Mechanical properties of Plasmodium falciparum infected haemoglobinopathic red blood cells
12th International Conference on Infectious Diseases, Bacteriology and Antibiotics
May 23, 2025 | Webinar

Mr. Victor Lengyel

Germany

Scientific Tracks Abstracts: J Bacteriol Parasitol

Abstract:

The biomechanical mechanisms underlying the protective effect of sickle cell trait against severe malaria were investigated by comparing the mechanical properties of wild type (HbAA) and sickle (HbAS) red blood cells infected with Plasmodium falciparum at distinct intraerythrocytic maturation stages. A microfluidic platform mimicking capillary vessel cross-sectional dimensions and physiological flow velocities enabled the visualization of individual RBCs at 36,000 frames per second. The RBCs were biinarized, ellipse fitted, and the temporal evolution of ellipse height was analysed with an exponential function based on the standard linear solid (SLS) model to quantify dynamic shape recovery after cell deformation in the constriction, specifically measuring initial elastic recovery and characteristic recovery time (τ). Uninfected HbAS RBCs exhibited significantly impaired initial elastic recovery and a prolonged viscoelastic recovery time τ compared to wild type cells, consistent with known cytoskeletal dysfunctions. Following P. falciparum infection, wild type RBCs showed a progressive, stage dependent reduction in initial elastic recovery and an increase in τ, displaying a distinct mechanical response from infected sickle RBCs which show no consistent increase for tau during infection.
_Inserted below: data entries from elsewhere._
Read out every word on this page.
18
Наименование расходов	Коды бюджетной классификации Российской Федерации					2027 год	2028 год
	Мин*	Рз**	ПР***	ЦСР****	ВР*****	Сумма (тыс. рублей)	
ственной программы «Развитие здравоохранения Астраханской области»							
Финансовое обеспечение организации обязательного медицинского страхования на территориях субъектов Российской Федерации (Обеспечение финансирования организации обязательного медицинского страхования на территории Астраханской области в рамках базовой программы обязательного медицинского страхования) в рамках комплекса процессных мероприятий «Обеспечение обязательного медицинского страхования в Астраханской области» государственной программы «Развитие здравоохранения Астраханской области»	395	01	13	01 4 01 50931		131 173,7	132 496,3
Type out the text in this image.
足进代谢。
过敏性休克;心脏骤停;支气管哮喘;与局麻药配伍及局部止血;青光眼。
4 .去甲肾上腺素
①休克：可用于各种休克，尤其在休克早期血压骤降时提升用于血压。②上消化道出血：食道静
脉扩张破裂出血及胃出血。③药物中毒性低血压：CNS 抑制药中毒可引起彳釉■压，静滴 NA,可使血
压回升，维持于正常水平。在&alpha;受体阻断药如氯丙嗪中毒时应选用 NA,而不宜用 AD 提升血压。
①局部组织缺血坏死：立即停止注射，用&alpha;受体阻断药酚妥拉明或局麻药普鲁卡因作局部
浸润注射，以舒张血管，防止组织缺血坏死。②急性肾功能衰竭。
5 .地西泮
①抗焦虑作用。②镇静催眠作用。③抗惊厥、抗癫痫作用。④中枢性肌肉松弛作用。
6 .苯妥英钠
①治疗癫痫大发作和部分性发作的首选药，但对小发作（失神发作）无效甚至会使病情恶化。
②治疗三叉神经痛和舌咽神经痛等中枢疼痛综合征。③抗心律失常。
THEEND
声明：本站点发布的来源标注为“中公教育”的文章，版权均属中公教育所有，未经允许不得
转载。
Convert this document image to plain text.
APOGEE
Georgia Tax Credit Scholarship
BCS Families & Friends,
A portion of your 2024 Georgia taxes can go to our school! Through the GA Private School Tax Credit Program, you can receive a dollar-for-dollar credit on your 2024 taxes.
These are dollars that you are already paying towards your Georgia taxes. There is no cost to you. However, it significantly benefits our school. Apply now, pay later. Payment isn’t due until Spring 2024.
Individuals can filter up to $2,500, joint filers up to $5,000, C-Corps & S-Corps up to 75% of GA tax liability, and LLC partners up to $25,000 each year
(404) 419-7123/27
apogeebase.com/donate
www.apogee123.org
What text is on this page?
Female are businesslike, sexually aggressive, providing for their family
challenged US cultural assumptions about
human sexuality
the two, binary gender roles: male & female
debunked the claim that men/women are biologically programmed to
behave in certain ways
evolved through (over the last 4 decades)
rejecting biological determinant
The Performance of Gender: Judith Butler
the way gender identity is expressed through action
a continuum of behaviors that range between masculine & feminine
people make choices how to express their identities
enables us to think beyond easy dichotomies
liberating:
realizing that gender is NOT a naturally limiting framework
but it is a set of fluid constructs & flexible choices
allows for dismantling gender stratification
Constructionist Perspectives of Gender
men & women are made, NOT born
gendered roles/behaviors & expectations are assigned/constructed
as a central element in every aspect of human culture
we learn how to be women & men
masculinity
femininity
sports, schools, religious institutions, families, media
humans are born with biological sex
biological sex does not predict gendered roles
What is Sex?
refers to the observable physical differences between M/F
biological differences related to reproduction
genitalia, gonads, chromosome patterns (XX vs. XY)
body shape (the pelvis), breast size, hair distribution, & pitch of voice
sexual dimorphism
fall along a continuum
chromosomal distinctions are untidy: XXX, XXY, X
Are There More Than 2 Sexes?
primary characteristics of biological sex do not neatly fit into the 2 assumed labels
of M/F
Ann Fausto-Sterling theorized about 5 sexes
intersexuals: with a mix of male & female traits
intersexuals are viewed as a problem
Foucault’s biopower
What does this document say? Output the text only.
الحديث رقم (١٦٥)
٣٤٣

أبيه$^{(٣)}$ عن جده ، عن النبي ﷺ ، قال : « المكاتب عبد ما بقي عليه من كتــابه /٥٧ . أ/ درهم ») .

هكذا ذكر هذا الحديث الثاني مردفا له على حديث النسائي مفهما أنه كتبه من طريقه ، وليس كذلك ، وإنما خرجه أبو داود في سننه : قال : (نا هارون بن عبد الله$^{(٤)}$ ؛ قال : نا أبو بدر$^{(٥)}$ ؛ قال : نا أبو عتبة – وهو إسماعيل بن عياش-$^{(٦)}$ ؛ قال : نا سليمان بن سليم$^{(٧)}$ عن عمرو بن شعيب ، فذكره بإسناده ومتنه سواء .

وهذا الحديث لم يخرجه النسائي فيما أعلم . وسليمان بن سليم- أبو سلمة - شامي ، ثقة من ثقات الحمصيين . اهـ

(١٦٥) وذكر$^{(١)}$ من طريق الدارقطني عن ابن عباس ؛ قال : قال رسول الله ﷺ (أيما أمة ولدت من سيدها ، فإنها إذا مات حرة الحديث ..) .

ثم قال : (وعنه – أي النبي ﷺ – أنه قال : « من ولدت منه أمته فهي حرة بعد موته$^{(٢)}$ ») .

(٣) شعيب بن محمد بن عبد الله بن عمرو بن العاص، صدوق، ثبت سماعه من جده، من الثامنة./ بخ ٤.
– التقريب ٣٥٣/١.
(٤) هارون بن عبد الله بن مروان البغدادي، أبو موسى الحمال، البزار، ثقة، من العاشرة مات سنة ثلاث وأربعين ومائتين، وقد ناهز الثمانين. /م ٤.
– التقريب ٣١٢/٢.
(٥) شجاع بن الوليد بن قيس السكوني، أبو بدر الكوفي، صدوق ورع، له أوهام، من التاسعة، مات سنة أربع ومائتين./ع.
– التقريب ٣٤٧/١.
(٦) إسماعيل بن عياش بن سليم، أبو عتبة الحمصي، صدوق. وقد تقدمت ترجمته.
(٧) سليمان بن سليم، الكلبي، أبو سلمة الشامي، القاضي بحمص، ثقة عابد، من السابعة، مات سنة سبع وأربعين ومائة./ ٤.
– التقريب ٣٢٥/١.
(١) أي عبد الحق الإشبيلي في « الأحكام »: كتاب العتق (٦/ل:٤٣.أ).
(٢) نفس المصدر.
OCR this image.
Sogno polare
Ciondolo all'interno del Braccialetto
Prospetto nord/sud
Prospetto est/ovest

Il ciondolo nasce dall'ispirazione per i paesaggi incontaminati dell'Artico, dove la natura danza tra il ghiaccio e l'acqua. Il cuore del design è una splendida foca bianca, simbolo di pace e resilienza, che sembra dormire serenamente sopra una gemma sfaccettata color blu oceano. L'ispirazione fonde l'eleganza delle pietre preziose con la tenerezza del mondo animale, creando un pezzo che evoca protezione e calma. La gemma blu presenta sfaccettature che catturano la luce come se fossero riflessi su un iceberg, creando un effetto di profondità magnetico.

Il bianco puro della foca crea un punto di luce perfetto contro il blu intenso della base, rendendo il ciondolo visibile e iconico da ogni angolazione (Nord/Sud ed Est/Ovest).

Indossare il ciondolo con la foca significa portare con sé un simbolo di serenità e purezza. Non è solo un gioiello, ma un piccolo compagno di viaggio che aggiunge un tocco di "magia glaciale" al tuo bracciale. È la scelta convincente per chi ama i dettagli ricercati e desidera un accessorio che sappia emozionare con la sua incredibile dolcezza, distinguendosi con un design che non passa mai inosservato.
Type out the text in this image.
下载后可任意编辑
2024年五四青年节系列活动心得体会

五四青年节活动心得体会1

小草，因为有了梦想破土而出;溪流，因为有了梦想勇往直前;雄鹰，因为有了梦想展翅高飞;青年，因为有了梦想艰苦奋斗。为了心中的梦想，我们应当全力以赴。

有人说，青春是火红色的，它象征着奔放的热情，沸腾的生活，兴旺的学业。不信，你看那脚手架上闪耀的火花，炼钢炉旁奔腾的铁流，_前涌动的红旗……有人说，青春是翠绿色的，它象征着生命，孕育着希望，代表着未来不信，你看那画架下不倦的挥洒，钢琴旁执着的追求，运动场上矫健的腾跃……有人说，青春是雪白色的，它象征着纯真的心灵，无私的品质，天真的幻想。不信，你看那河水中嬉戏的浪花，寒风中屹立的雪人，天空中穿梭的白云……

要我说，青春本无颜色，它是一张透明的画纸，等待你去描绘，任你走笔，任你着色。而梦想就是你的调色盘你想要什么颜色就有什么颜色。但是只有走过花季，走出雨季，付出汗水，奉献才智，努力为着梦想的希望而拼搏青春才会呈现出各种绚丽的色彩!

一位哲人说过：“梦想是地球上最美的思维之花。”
Notably, at ring stage, only wild type RBCs exhibited diminished initial elastic recovery, potentially reflecting differences in cytoskeletal modulation due to altered phosphorylation and protein export in sickle cells. These findings indicate that sickle RBCs undergo distinct, stage-dependent biomechanical remodelling during malaria infection. Further studies employing targeted protein knockouts could elucidate the molecular determinants underlying these protective biomechanical phenotypes.

Biography :

Victor Lengyel is a medical doctoral student at the Lanzer Group of the department of Parasitology, University Heidelberg. The presented work is cooperation between the parasitology department of Prof. Lanzer and the biophysical department of Prof. Tanaka funded by the DFG SFB 1229. Victor Lengyel finished his medical studies at the University Heidelberg in November 2024.